Très fréquemment nous avons entendu saint Josémaria dire, en accompagnant ses paroles d’un geste significatif, que le Christ, le Souverain Prêtre, étend ses bras pour accueillir tout le monde, chacune et chacun d’entre nous. Il nous précisait ainsi que participer à la Croix du Christ est la manifestation d’un signe de prédilection divine, même si, parfois, cela peut paraître difficile à comprendre. Ne porte pas la croix en la traînant… Porte-la d’aplomb, car ta Croix, si tu la portes ainsi, ne sera plus une Croix quelconque : ce sera… la Sainte Croix. Ne te résigne pas à la Croix. Il y a peu de générosité dans le mot résignation. Aime la Croix. Lorsque tu l’aimeras vraiment, ta Croix sera… une Croix sans Croix. Et, comme lui, tu trouveras sûrement Marie sur le chemin (Saint Josémaria, Saint Rosaire, IV mystère douloureux ).

Du 12 au 15 septembre, Benoît XVI effectuera un voyage en France à l’occasion du 150ème anniversaire des apparitions mariales de Lourdes. Accompagnons-le spirituellement durant son voyage et profitons-en pour prier avec insistance pour tous ceux qui souffrent dans leur corps et dans leur âme, afin que le Seigneur les soulage.
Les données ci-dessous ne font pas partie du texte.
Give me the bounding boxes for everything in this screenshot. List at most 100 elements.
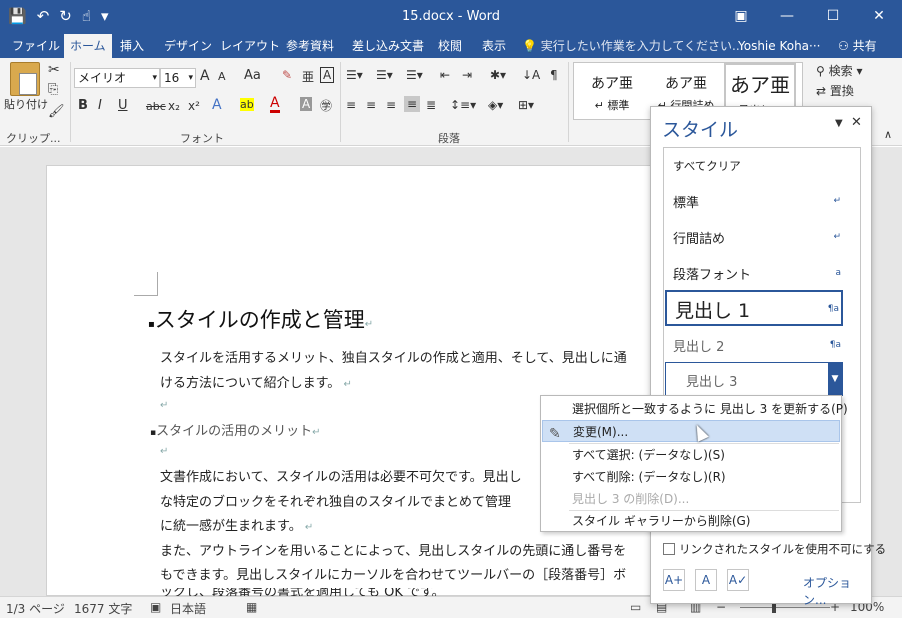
numbering-icon[interactable]: ☰▾ [376,68,393,82]
paragraph-1-line-1[interactable]: スタイルを活用するメリット、独自スタイルの作成と適用、そして、見出しに通 [160,347,627,366]
paste-button[interactable]: 貼り付け [4,96,48,112]
checkbox[interactable] [663,543,675,555]
pane-close-icon[interactable]: ✕ [851,115,862,130]
menu-modify[interactable]: ✎ 変更(M)... [542,420,840,442]
ribbon-display-options-icon[interactable]: ▣ [718,0,764,34]
collapse-ribbon-icon[interactable]: ∧ [884,128,892,141]
menu-select-all[interactable]: すべて選択: (データなし)(S) [542,444,840,466]
justify-icon[interactable]: ≡ [404,96,421,112]
grow-font-button[interactable]: A [200,68,210,84]
minimize-button[interactable]: — [764,0,810,34]
tab-home[interactable]: ホーム [64,34,112,58]
align-left-icon[interactable]: ≡ [346,98,356,112]
menu-update-to-match[interactable]: 選択個所と一致するように 見出し 3 を更新する(P) [542,398,848,420]
tab-layout[interactable]: レイアウト [214,37,286,55]
new-style-icon[interactable]: A+ [663,569,685,591]
pane-options-icon[interactable]: ▼ [835,118,843,129]
close-button[interactable]: ✕ [856,0,902,34]
text-effects-icon[interactable]: A [212,97,222,113]
style-paragraph-font[interactable]: 段落フォント a [665,256,843,290]
align-center-icon[interactable]: ≡ [366,98,376,112]
disable-linked-styles-checkbox[interactable]: リンクされたスタイルを使用不可にする [663,541,886,557]
heading-1[interactable]: ▪スタイルの作成と管理↵ [148,304,373,334]
tab-review[interactable]: 校閲 [432,37,468,55]
font-size-combo[interactable]: 16 ▾ [160,68,196,88]
cut-icon[interactable]: ✂ [48,62,60,78]
decrease-indent-icon[interactable]: ⇤ [440,68,450,82]
style-heading-2[interactable]: 見出し 2 ¶a [665,328,843,362]
increase-indent-icon[interactable]: ⇥ [462,68,472,82]
manage-styles-icon[interactable]: A✓ [727,569,749,591]
sort-icon[interactable]: ↓A [522,68,540,82]
tab-mailings[interactable]: 差し込み文書 [346,37,430,55]
tab-design[interactable]: デザイン [158,37,218,55]
tell-me-search[interactable]: 💡 実行したい作業を入力してください... [522,37,743,55]
style-dropdown-button[interactable]: ▼ [828,363,842,395]
options-link[interactable]: オプション... [803,574,871,608]
character-shading-icon[interactable]: A [300,97,313,111]
tab-references[interactable]: 参考資料 [280,37,340,55]
style-inspector-icon[interactable]: A [695,569,717,591]
bold-button[interactable]: B [78,98,88,113]
bullets-icon[interactable]: ☰▾ [346,68,363,82]
font-color-icon[interactable]: A [270,96,280,113]
change-case-button[interactable]: Aa [244,68,261,83]
show-marks-icon[interactable]: ¶ [550,68,558,82]
style-normal[interactable]: 標準 ↵ [665,184,843,218]
language[interactable]: 日本語 [170,600,206,617]
align-right-icon[interactable]: ≡ [386,98,396,112]
paragraph-2-line-1[interactable]: 文書作成において、スタイルの活用は必要不可欠です。見出し [160,466,522,485]
clear-formatting-icon[interactable]: ✎ [282,68,292,82]
copy-icon[interactable]: ⎘ [48,82,58,97]
menu-remove-from-gallery[interactable]: スタイル ギャラリーから削除(G) [542,510,840,532]
borders-icon[interactable]: ⊞▾ [518,98,534,112]
heading-2[interactable]: ▪スタイルの活用のメリット↵ [150,420,321,439]
paragraph-2-line-3[interactable]: に統一感が生まれます。 ↵ [160,515,313,534]
modify-style-icon: ✎ [549,426,561,442]
share-button[interactable]: ⚇ 共有 [838,37,877,55]
enclose-characters-icon[interactable]: ㊫ [320,97,332,114]
paragraph-mark-icon: ↵ [833,232,841,242]
asian-layout-icon[interactable]: ✱▾ [490,68,506,82]
italic-button[interactable]: I [98,98,102,113]
highlight-icon[interactable]: ab [240,98,254,111]
word-count[interactable]: 1677 文字 [74,600,132,617]
shading-icon[interactable]: ◈▾ [488,98,503,112]
page-count[interactable]: 1/3 ページ [6,600,65,617]
paragraph-3-line-3[interactable]: ックし、段落番号の書式を適用しても OK です。 [160,588,445,596]
paragraph-1-line-2[interactable]: ける方法について紹介します。 ↵ [160,372,352,391]
paste-icon[interactable] [10,62,40,96]
format-painter-icon[interactable]: 🖌 [48,104,65,119]
strikethrough-button[interactable]: abc [146,100,166,113]
font-name-combo[interactable]: メイリオ ▾ [74,68,160,88]
character-border-icon[interactable]: A [320,67,335,83]
find-button[interactable]: ⚲ 検索 ▾ [816,62,862,79]
user-name[interactable]: Yoshie Koha··· [738,37,820,55]
replace-button[interactable]: ⇄ 置換 [816,82,854,99]
tab-file[interactable]: ファイル [6,37,66,55]
style-clear-all[interactable]: すべてクリア [665,150,843,184]
proofing-icon[interactable]: ▣ [150,600,161,614]
gallery-style-normal[interactable]: あア亜 ↵ 標準 [576,63,648,119]
shrink-font-button[interactable]: A [218,70,226,83]
menu-clear-all[interactable]: すべて削除: (データなし)(R) [542,466,840,488]
underline-button[interactable]: U [118,98,128,113]
tab-view[interactable]: 表示 [476,37,512,55]
paragraph-3-line-1[interactable]: また、アウトラインを用いることによって、見出しスタイルの先頭に通し番号を [160,540,626,559]
paragraph-3-line-2[interactable]: もできます。見出しスタイルにカーソルを合わせてツールバーの［段落番号］ボ [160,564,626,583]
phonetic-guide-icon[interactable]: 亜 [302,68,314,85]
superscript-button[interactable]: x² [188,99,200,113]
subscript-button[interactable]: x₂ [168,99,180,113]
tab-insert[interactable]: 挿入 [114,37,150,55]
macro-record-icon[interactable]: ▦ [246,600,257,614]
multilevel-list-icon[interactable]: ☰▾ [406,68,423,82]
clipboard-group-label: クリップ... [6,132,61,145]
paragraph-2-line-2[interactable]: な特定のブロックをそれぞれ独自のスタイルでまとめて管理 [160,491,511,510]
style-heading-3[interactable]: 見出し 3 ▼ [665,362,843,396]
distributed-icon[interactable]: ≣ [426,98,436,112]
read-mode-icon[interactable]: ▭ [630,600,641,614]
line-spacing-icon[interactable]: ↕≡▾ [450,98,476,112]
style-no-spacing[interactable]: 行間詰め ↵ [665,220,843,254]
maximize-button[interactable]: ☐ [810,0,856,34]
style-heading-1[interactable]: 見出し 1 ¶a [665,290,843,326]
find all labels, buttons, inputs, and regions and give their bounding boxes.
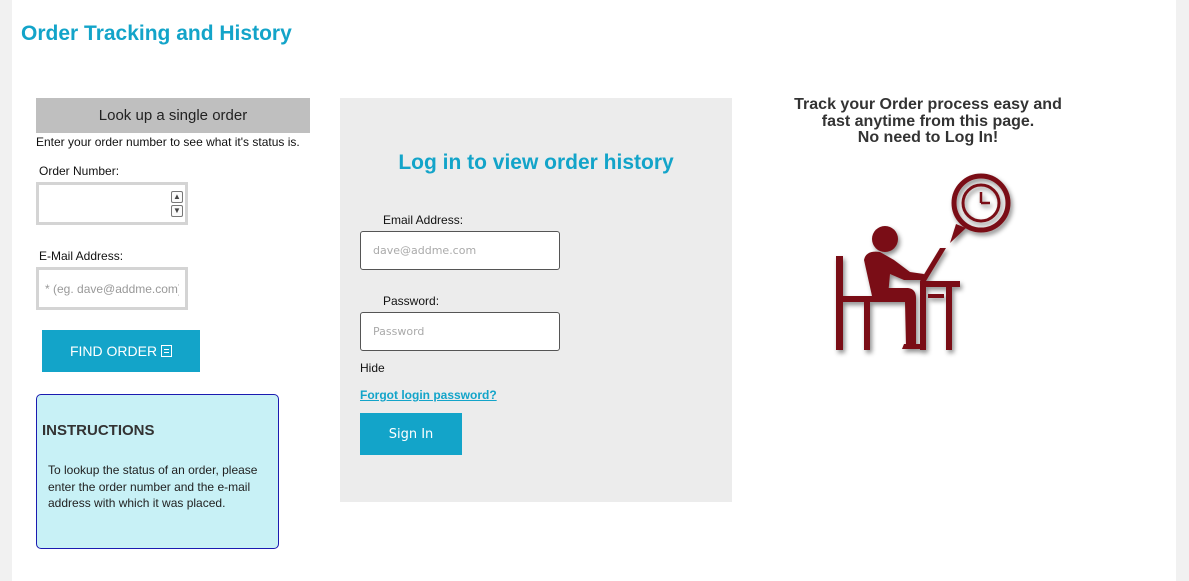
order-number-stepper[interactable]: ▲ ▼	[171, 191, 183, 217]
list-icon	[161, 345, 173, 357]
stepper-down-icon[interactable]: ▼	[171, 205, 183, 217]
login-password-input[interactable]	[360, 312, 560, 351]
instructions-title: INSTRUCTIONS	[42, 422, 155, 439]
stepper-up-icon[interactable]: ▲	[171, 191, 183, 203]
instructions-box: INSTRUCTIONS To lookup the status of an …	[36, 394, 279, 549]
login-panel: Log in to view order history Email Addre…	[340, 98, 732, 502]
sign-in-button[interactable]: Sign In	[360, 413, 462, 455]
lookup-header: Look up a single order	[36, 98, 310, 133]
login-password-label: Password:	[383, 294, 440, 308]
order-number-input[interactable]	[36, 182, 188, 225]
login-email-label: Email Address:	[383, 213, 464, 227]
find-order-button[interactable]: FIND ORDER	[42, 330, 200, 372]
email-label: E-Mail Address:	[39, 249, 124, 263]
find-order-label: FIND ORDER	[69, 343, 158, 359]
lookup-email-input[interactable]	[36, 267, 188, 310]
promo-text: Track your Order process easy and fast a…	[780, 96, 1076, 147]
login-email-input[interactable]	[360, 231, 560, 270]
instructions-body: To lookup the status of an order, please…	[48, 463, 258, 510]
lookup-description: Enter your order number to see what it's…	[36, 135, 300, 149]
promo-line-2: fast anytime from this page.	[821, 112, 1035, 130]
hide-password-toggle[interactable]: Hide	[360, 361, 385, 375]
person-at-laptop-clock-icon	[836, 173, 1011, 350]
promo-line-1: Track your Order process easy and	[794, 96, 1062, 113]
order-number-label: Order Number:	[39, 164, 120, 178]
login-title: Log in to view order history	[398, 151, 674, 174]
promo-line-3: No need to Log In!	[857, 129, 999, 146]
forgot-password-link[interactable]: Forgot login password?	[360, 388, 497, 402]
page-title: Order Tracking and History	[21, 22, 292, 45]
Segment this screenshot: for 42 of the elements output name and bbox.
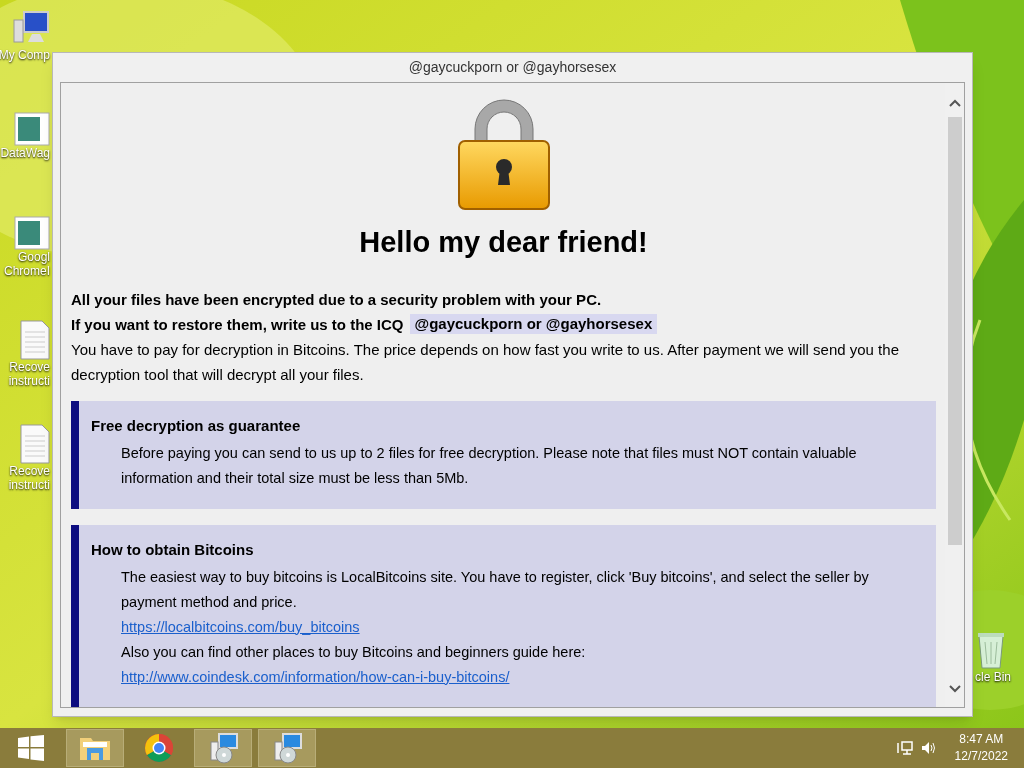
- windows-logo-icon[interactable]: [18, 735, 44, 761]
- link[interactable]: https://localbitcoins.com/buy_bitcoins: [91, 614, 360, 640]
- icon-label: ChromeI: [4, 264, 50, 278]
- contact-highlight: @gaycuckporn or @gayhorsesex: [409, 314, 658, 334]
- document-icon[interactable]: [14, 216, 50, 250]
- icon-label: instructi: [8, 478, 50, 492]
- taskbar-button[interactable]: [258, 729, 316, 767]
- icon-label: instructi: [8, 374, 50, 388]
- network-icon[interactable]: [896, 741, 913, 755]
- clock-date[interactable]: 12/7/2022: [954, 748, 1008, 765]
- scroll-thumb[interactable]: [947, 117, 962, 545]
- icon-label: Googl: [17, 250, 50, 264]
- text-file-icon[interactable]: [20, 424, 50, 464]
- heading: Hello my dear friend!: [358, 225, 649, 260]
- clock-time[interactable]: 8:47 AM: [959, 731, 1004, 748]
- taskbar-button[interactable]: [66, 729, 124, 767]
- paragraph: You have to pay for decryption in Bitcoins. The price depends on how fast you write to us. After payment we will send you the decryption tool that will decrypt all your files.: [71, 339, 900, 385]
- trash-bin-icon[interactable]: [975, 630, 1007, 670]
- section-title: How to obtain Bitcoins: [91, 539, 255, 560]
- scroll-down-icon[interactable]: [948, 685, 961, 693]
- icon-label: My Comp: [0, 48, 50, 62]
- icon-label: DataWag: [0, 146, 50, 160]
- scroll-up-icon[interactable]: [948, 99, 961, 107]
- section-title: Free decryption as guarantee: [91, 415, 302, 436]
- icon-label: Recove: [9, 360, 50, 374]
- taskbar-button[interactable]: [194, 729, 252, 767]
- link[interactable]: http://www.coindesk.com/information/how-can-i-buy-bitcoins/: [91, 664, 510, 690]
- window-title: @gaycuckporn or @gayhorsesex: [408, 58, 617, 77]
- icon-label: Recove: [9, 464, 50, 478]
- paragraph: Before paying you can send to us up to 2 files for free decryption. Please note that files must NOT contain valuable information and their total size must be less than 5Mb.: [120, 443, 858, 488]
- chrome-icon[interactable]: [144, 733, 174, 763]
- paragraph: The easiest way to buy bitcoins is LocalBitcoins site. You have to register, click 'Buy bitcoins', and select the seller by payment method and price.: [120, 567, 870, 612]
- paragraph: All your files have been encrypted due to a security problem with your PC.: [71, 289, 602, 310]
- volume-icon[interactable]: [920, 741, 937, 755]
- icon-label: cle Bin: [975, 670, 1012, 685]
- paragraph: Also you can find other places to buy Bitcoins and beginners guide here:: [120, 642, 587, 662]
- installer-icon[interactable]: [271, 732, 303, 764]
- paragraph: If you want to restore them, write us to the ICQ: [71, 314, 404, 335]
- installer-icon[interactable]: [207, 732, 239, 764]
- text-file-icon[interactable]: [20, 320, 50, 360]
- document-icon[interactable]: [14, 112, 50, 146]
- padlock-icon: [456, 97, 551, 211]
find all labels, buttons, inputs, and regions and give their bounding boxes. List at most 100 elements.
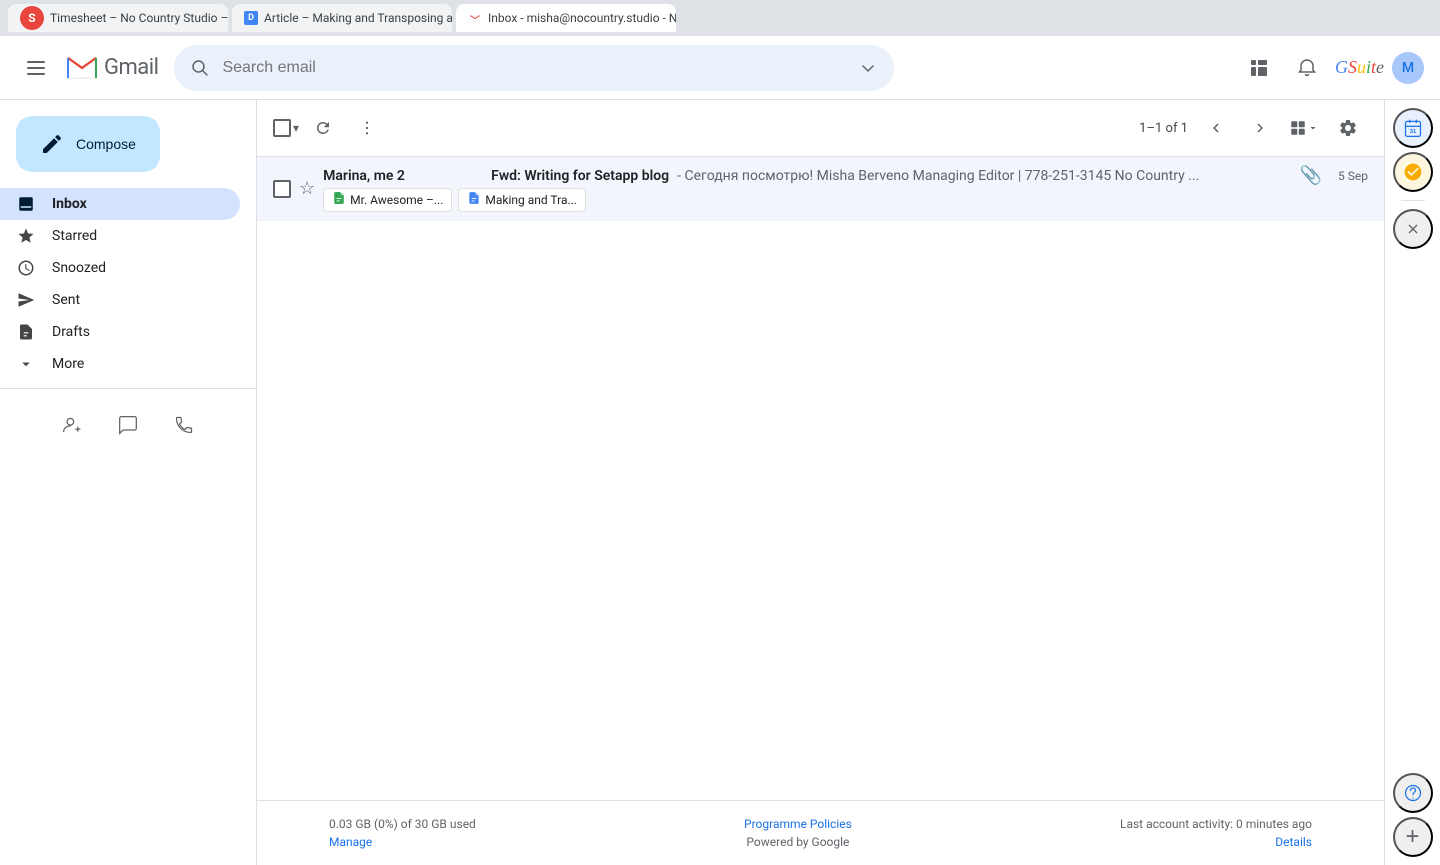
- gsuite-label: GSuite: [1335, 57, 1384, 78]
- email-list: ☆ Marina, me 2 Fwd: Writing for Setapp b…: [257, 157, 1384, 479]
- add-plugin-button[interactable]: +: [1393, 817, 1433, 857]
- compose-icon: [40, 132, 64, 156]
- email-checkbox[interactable]: [273, 180, 291, 198]
- sidebar-item-sent[interactable]: Sent: [0, 284, 240, 316]
- empty-area: [257, 479, 1384, 801]
- inbox-icon: [16, 195, 36, 213]
- email-chip-2[interactable]: Making and Tra...: [458, 188, 586, 212]
- email-date: 5 Sep: [1338, 169, 1368, 183]
- select-all-checkbox[interactable]: [273, 119, 291, 137]
- sidebar-item-inbox[interactable]: Inbox: [0, 188, 240, 220]
- gmail-text: Gmail: [104, 55, 158, 80]
- powered-by-google: Powered by Google: [746, 835, 849, 849]
- calendar-sidebar-button[interactable]: 31: [1393, 108, 1433, 148]
- prev-page-button[interactable]: [1196, 108, 1236, 148]
- email-sender: Marina, me 2: [323, 168, 483, 184]
- notifications-button[interactable]: [1287, 48, 1327, 88]
- page-info: 1–1 of 1: [1135, 121, 1192, 136]
- chat-icon: [118, 415, 138, 435]
- sidebar-divider: [1401, 200, 1425, 201]
- tab-harvest[interactable]: S Timesheet – No Country Studio – Harves…: [8, 4, 228, 32]
- more-options-button[interactable]: [347, 108, 387, 148]
- add-icon: +: [1405, 823, 1419, 851]
- tab-favicon-docs: D: [244, 11, 258, 25]
- sidebar-footer: [0, 388, 256, 461]
- sidebar: Compose Inbox Starred: [0, 100, 256, 865]
- footer-center: Programme Policies Powered by Google: [744, 817, 852, 849]
- add-contact-button[interactable]: [52, 405, 92, 445]
- phone-icon: [174, 415, 194, 435]
- tab-gmail-label: Inbox - misha@nocountry.studio - No Coun…: [488, 11, 676, 25]
- tab-harvest-label: Timesheet – No Country Studio – Harvest: [50, 11, 228, 25]
- hamburger-button[interactable]: [16, 48, 56, 88]
- refresh-icon: [314, 119, 332, 137]
- sidebar-item-drafts[interactable]: Drafts: [0, 316, 240, 348]
- search-bar[interactable]: [174, 45, 894, 91]
- chip-doc-icon-2: [467, 191, 481, 209]
- tasks-icon: [1403, 162, 1423, 182]
- starred-icon: [16, 227, 36, 245]
- search-dropdown-button[interactable]: [858, 58, 878, 78]
- compose-button[interactable]: Compose: [16, 116, 160, 172]
- email-row-content: Marina, me 2 Fwd: Writing for Setapp blo…: [323, 165, 1368, 212]
- manage-link[interactable]: Manage: [329, 835, 476, 849]
- sidebar-item-snoozed[interactable]: Snoozed: [0, 252, 240, 284]
- svg-text:31: 31: [1409, 129, 1416, 135]
- sent-icon: [16, 291, 36, 309]
- footer-left: 0.03 GB (0%) of 30 GB used Manage: [329, 817, 476, 849]
- notifications-icon: [1297, 58, 1317, 78]
- gsuite-brand: GSuite: [1335, 57, 1384, 78]
- select-dropdown-icon[interactable]: ▾: [293, 121, 299, 135]
- settings-icon: [1338, 118, 1358, 138]
- feedback-button[interactable]: [1393, 773, 1433, 813]
- tab-docs[interactable]: D Article – Making and Transposing an Em…: [232, 4, 452, 32]
- email-chip-1[interactable]: Mr. Awesome –...: [323, 188, 452, 212]
- last-activity: Last account activity: 0 minutes ago: [1120, 817, 1312, 831]
- apps-button[interactable]: [1239, 48, 1279, 88]
- drafts-label: Drafts: [52, 324, 224, 340]
- next-page-icon: [1251, 119, 1269, 137]
- close-sidebar-button[interactable]: [1393, 209, 1433, 249]
- programme-policies-link[interactable]: Programme Policies: [744, 817, 852, 831]
- sidebar-item-starred[interactable]: Starred: [0, 220, 240, 252]
- table-row[interactable]: ☆ Marina, me 2 Fwd: Writing for Setapp b…: [257, 157, 1384, 221]
- right-sidebar: 31 +: [1384, 100, 1440, 865]
- email-row-top: Marina, me 2 Fwd: Writing for Setapp blo…: [323, 165, 1368, 186]
- chat-button[interactable]: [108, 405, 148, 445]
- view-dropdown-icon: [1307, 122, 1319, 134]
- sent-label: Sent: [52, 292, 224, 308]
- footer-row: 0.03 GB (0%) of 30 GB used Manage Progra…: [281, 817, 1360, 849]
- drafts-icon: [16, 323, 36, 341]
- more-icon: [16, 355, 36, 373]
- details-link[interactable]: Details: [1120, 835, 1312, 849]
- next-page-button[interactable]: [1240, 108, 1280, 148]
- search-input[interactable]: [222, 59, 846, 77]
- add-contact-icon: [62, 415, 82, 435]
- select-all-wrap: ▾: [273, 119, 299, 137]
- view-icon: [1289, 119, 1307, 137]
- sidebar-item-more[interactable]: More: [0, 348, 240, 380]
- phone-button[interactable]: [164, 405, 204, 445]
- browser-bar: S Timesheet – No Country Studio – Harves…: [0, 0, 1440, 36]
- gmail-header: Gmail: [0, 36, 1440, 100]
- storage-info: 0.03 GB (0%) of 30 GB used: [329, 817, 476, 831]
- gmail-logo: Gmail: [64, 50, 158, 86]
- refresh-button[interactable]: [303, 108, 343, 148]
- main-content: ▾ 1–: [256, 100, 1384, 865]
- gmail-app: Gmail: [0, 36, 1440, 865]
- prev-page-icon: [1207, 119, 1225, 137]
- settings-button[interactable]: [1328, 108, 1368, 148]
- email-snippet: - Сегодня посмотрю! Misha Berveno Managi…: [677, 168, 1292, 184]
- chip-2-label: Making and Tra...: [485, 193, 577, 207]
- apps-icon: [1249, 58, 1269, 78]
- email-row-bottom: Mr. Awesome –... Ma: [323, 188, 1368, 212]
- avatar[interactable]: M: [1392, 52, 1424, 84]
- toolbar-right: 1–1 of 1: [1135, 108, 1368, 148]
- compose-label: Compose: [76, 136, 136, 152]
- chip-1-label: Mr. Awesome –...: [350, 193, 443, 207]
- snoozed-label: Snoozed: [52, 260, 224, 276]
- view-options-button[interactable]: [1284, 108, 1324, 148]
- tasks-sidebar-button[interactable]: [1393, 152, 1433, 192]
- tab-gmail[interactable]: Inbox - misha@nocountry.studio - No Coun…: [456, 4, 676, 32]
- star-icon[interactable]: ☆: [299, 178, 315, 199]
Ayons recours à l’intercession de la Sainte Vierge, Salus infirmorum, Consolatrix afflictorum ; prions-la aussi pour qu’elle leur fasse comprendre que ces souffrances, unies à celles du Christ sur la Croix, deviennent très efficaces pour le bien de l’Église et pour le salut des âmes.

15 septembre ! Et nos pensées se tournent spontanément aussi vers le très cher don Alvaro, qui a pris, avec sa paix et sa sérénité habituelles, le saint poids de l’Œuvre sur ses épaules : puissions-nous, toi et moi, répondre avec la même générosité.

Je ne peux m’étendre plus longuement, pour vous parler du voyage que nous avons réalisé en Orient. J’ai beaucoup pensé à saint Josémaria, au très cher don Alvaro, ainsi qu’à toutes et à tous. Quelle moisson merveilleuse nous attend ! En Inde, à Hong Kong, à Macao, en Australie, en Nouvelle-Zélande, aux Philippines, à Singapour et en Malaisie, on voit déjà la récolte ; et si nous nous mettons tous au travail, comme nous arriverons loin !

Avec toute mon affection, je vous bénis

Votre Père,

+ Xavier

Solingen, 1er septembre 2008

[1] Benoît XVI a résidé trois jours au Centre de Rencontre Kenthurst, un centre de l’Opus Dei en Australie, au début des Journées Mondiales de la Jeunesse, pour se reposer du décalage horaire, et terminer de préparer les discours qu’il devait prononcer quelques jours plus tard.